Le joueur de Grenoble, en Pro D2, a annoncé vouloir profiter de son congé paternité pour s’occuper de son deuxième enfant. Une décision mal comprise dans le milieu du rugby, qui estime que Timoci Nagusa «met son équipe en difficulté».
par LIBERATION
publié le 22 octobre 2021 à 16h39

Une décision simple et un discours sain, mais qui provoque d’étonnants remous dans un milieu qui semble parfois ignorer le droit du travail. Le rugbyman fidjien de 34 ans Timoci Nagusa, qui évolue aujourd’hui en Pro D2 à Grenoble, a décidé de profiter de son congé paternité après la naissance de son deuxième enfant, au grand dam de certains observateurs du ballon ovale.

«J’ai saisi cette opportunité pour aider ma femme et m’occuper du bébé. C’est mon devoir. Je n’ai fait que saisir l’opportunité offerte par le gouvernement français à tous les pères, et j’en suis très reconnaissant», explique librement l’ancien joueur de Montpellier à France Info. Problème : l’initiative prise par «Jim» Nagusa est une exception et ne fait pas du tout l’unanimité.

«Pas la vie de monsieur et madame Tout-le-Monde»

Interrogé sur Canal+ durant l’émission Late Rugby Club, l’ancien ouvreur du LOU et de Grenoble Jonathan Wisniewski se dit «un peu sans voix». «Quand on est rugbyman pro, on a une vie qui est quand même déconnectée de la réalité. On évolue dans des univers privilégiés, on gagne bien sa vie, on vous lave votre linge, on prépare vos repas… On n’a pas la vie de monsieur et madame Tout-le-Monde, donc ça me paraît compliqué de vouloir bénéficier des mêmes privilèges (sic) que ceux qui gagnent moins bien leur vie et en ont vraiment besoin.»

Le manager de Montpellier et ancien sélectionneur de l’équipe de France Philippe Saint-André s’inquiète quant à lui, dans les colonnes de Midi Olympique, pour la condition physique du Fidjien. «Il lui faudra pratiquement sept à huit semaines de plus pour se réathlétiser et revenir. Donc, en gros, le joueur n’est pas absent qu’un mois mais trois mois.» «Le joueur laisse son équipe dans la difficulté, poursuit-il. […] N’oublions pas qu’il est bien payé pour vivre sa passion. Jim Nagusa est certainement dans son bon droit mais bon…»

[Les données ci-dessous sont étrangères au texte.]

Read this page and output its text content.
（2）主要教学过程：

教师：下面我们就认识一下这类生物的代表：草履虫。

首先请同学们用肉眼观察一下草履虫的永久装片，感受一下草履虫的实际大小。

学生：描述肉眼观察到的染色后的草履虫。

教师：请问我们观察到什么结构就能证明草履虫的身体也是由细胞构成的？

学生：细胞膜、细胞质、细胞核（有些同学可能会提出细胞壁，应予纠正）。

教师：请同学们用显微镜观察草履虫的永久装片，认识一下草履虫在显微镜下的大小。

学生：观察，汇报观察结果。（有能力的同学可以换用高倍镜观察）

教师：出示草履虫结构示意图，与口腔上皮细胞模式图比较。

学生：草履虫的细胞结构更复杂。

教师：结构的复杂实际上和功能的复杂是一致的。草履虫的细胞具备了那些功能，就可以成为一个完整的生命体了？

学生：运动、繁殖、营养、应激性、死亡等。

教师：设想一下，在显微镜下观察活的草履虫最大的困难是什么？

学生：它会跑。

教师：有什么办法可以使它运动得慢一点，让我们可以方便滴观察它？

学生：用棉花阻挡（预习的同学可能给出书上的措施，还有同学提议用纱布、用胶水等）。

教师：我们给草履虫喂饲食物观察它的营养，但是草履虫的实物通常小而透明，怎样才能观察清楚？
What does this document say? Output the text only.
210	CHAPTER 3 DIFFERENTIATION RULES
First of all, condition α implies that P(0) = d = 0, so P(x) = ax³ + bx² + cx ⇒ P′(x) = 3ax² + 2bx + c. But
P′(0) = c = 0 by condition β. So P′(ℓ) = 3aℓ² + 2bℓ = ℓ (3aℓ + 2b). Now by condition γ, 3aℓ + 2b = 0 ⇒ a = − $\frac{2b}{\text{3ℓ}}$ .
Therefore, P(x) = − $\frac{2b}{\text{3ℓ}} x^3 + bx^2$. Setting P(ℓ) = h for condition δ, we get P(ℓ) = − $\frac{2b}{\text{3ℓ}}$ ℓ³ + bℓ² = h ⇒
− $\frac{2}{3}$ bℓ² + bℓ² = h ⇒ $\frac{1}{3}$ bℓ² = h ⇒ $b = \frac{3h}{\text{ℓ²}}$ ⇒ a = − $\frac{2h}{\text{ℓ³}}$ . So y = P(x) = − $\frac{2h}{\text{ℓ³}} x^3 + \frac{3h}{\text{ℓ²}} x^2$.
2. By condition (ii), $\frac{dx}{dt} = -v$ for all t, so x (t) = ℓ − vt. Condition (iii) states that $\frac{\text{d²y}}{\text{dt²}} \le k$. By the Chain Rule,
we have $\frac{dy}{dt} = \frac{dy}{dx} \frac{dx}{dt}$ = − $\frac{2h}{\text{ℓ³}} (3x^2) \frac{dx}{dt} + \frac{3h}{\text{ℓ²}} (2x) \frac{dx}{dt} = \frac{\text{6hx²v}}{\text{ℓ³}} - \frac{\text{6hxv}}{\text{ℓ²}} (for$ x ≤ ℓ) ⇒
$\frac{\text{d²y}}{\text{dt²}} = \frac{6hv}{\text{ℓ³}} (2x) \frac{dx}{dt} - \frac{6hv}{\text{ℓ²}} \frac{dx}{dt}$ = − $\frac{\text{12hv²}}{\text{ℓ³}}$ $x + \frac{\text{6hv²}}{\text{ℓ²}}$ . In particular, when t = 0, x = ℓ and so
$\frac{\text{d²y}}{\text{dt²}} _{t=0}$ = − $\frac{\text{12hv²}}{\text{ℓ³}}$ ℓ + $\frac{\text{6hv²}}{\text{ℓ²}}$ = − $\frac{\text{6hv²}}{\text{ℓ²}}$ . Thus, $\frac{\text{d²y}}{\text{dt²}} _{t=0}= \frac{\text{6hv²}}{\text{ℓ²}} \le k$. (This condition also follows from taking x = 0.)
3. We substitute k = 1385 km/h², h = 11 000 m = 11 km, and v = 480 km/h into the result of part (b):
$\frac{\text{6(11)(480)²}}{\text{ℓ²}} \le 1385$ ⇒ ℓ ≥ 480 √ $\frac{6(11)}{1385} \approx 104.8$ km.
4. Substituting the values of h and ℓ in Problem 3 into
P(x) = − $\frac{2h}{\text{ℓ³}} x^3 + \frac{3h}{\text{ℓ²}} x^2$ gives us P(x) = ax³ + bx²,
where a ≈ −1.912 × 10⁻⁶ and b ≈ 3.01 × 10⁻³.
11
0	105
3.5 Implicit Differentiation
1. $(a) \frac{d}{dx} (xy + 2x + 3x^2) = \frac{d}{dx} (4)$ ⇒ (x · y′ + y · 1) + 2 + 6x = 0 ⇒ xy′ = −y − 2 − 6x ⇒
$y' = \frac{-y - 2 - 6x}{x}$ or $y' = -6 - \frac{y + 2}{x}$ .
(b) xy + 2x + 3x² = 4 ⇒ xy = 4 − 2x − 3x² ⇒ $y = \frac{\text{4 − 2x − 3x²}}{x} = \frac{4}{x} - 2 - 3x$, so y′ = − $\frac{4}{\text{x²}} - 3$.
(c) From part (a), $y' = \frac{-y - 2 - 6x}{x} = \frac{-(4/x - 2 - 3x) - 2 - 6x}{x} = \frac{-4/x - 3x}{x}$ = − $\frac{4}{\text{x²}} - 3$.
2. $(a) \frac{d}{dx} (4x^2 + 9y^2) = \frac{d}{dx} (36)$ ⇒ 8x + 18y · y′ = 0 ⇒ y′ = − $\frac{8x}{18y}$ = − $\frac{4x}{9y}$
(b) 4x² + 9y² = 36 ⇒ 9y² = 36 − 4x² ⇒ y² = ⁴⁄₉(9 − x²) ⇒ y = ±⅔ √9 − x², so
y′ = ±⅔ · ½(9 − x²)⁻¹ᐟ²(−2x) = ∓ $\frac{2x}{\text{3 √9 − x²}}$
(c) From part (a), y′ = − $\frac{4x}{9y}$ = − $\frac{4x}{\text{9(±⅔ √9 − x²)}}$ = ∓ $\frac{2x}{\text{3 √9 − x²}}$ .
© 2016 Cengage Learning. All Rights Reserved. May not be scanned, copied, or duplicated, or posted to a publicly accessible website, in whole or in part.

Des points de vue auxquels Nagusa semble ne pas donner une grande importance. «J’entends les commentaires des gens. Je comprends qu’ils pensent que si je ne m’entraîne pas je vais mettre du temps à revenir, à être prêt. Mais je n’expose pas ma vie privée. Je ne poste rien sur les réseaux sociaux quand je fais ma muscu ou ma course à pied. Les gens pensent ce qu’ils veulent ; moi, je sais ce que je fais pour rester en forme malgré mon arrêt. Je suis rugbyman professionnel depuis quinze ans. Je fais mes affaires parce que je sais que quand je reviendrai, je serai prêt.»

Une nouvelle loi depuis le mois de juillet

On a tendance à l’oublier mais les joueurs de rugby professionnels sont des salariés comme les autres. Et comme tous les salariés, ils ont des droits. Or, le droit a récemment évolué en matière de congés après la naissance d’un enfant. La mesure a d’ailleurs été présentée par l’Elysée comme un «enjeu de santé publique» et de «lutte contre les inégalités de destin». Le congé paternité est alors passé de onze jours à vingt-cinq, en plus des trois jours prévus par le code du travail immédiatement à la naissance de l’enfant.

Avant le décret, ce congé devait être pris d’une traite et devait débuter dans un délai de quatre mois à compter de l’arrivée du nouveau-né. Désormais, il peut être fractionné «en deux périodes d’une durée minimale de cinq jours chacune», et le parent a jusqu’aux 6 mois de son enfant pour le poser. En cas de naissances multiples, le congé est porté à trente-deux jours, «fractionnable en trois périodes d’au moins cinq jours chacune», également dans les six mois suivant la naissance des enfants. Le décret établit également que le salarié doit informer son employeur de la date prévisionnelle de l’accouchement «au moins un mois avant celle-ci». Si la naissance intervient avant la date du terme de la grossesse et que, par conséquent, le salarié souhaite débuter sa période de congé plus tôt que prévu, il est tenu d’en informer «sans délai» son employeur.

Des évolutions que Timoci Nagusa a bien notées, sans vouloir donner de leçon à quiconque. «La loi offre un congé paternité de vingt-huit jours, mais libre à chacun de le prendre ou non. Pour moi, la famille, c’est plus important que tout dans la vie. Ma femme est très importante. Quand je partirai en déplacement avec l’équipe, quand je serai à l’entraînement, elle restera auprès de mes enfants. Prendre cette décision, c’est aussi une manière de la protéger.»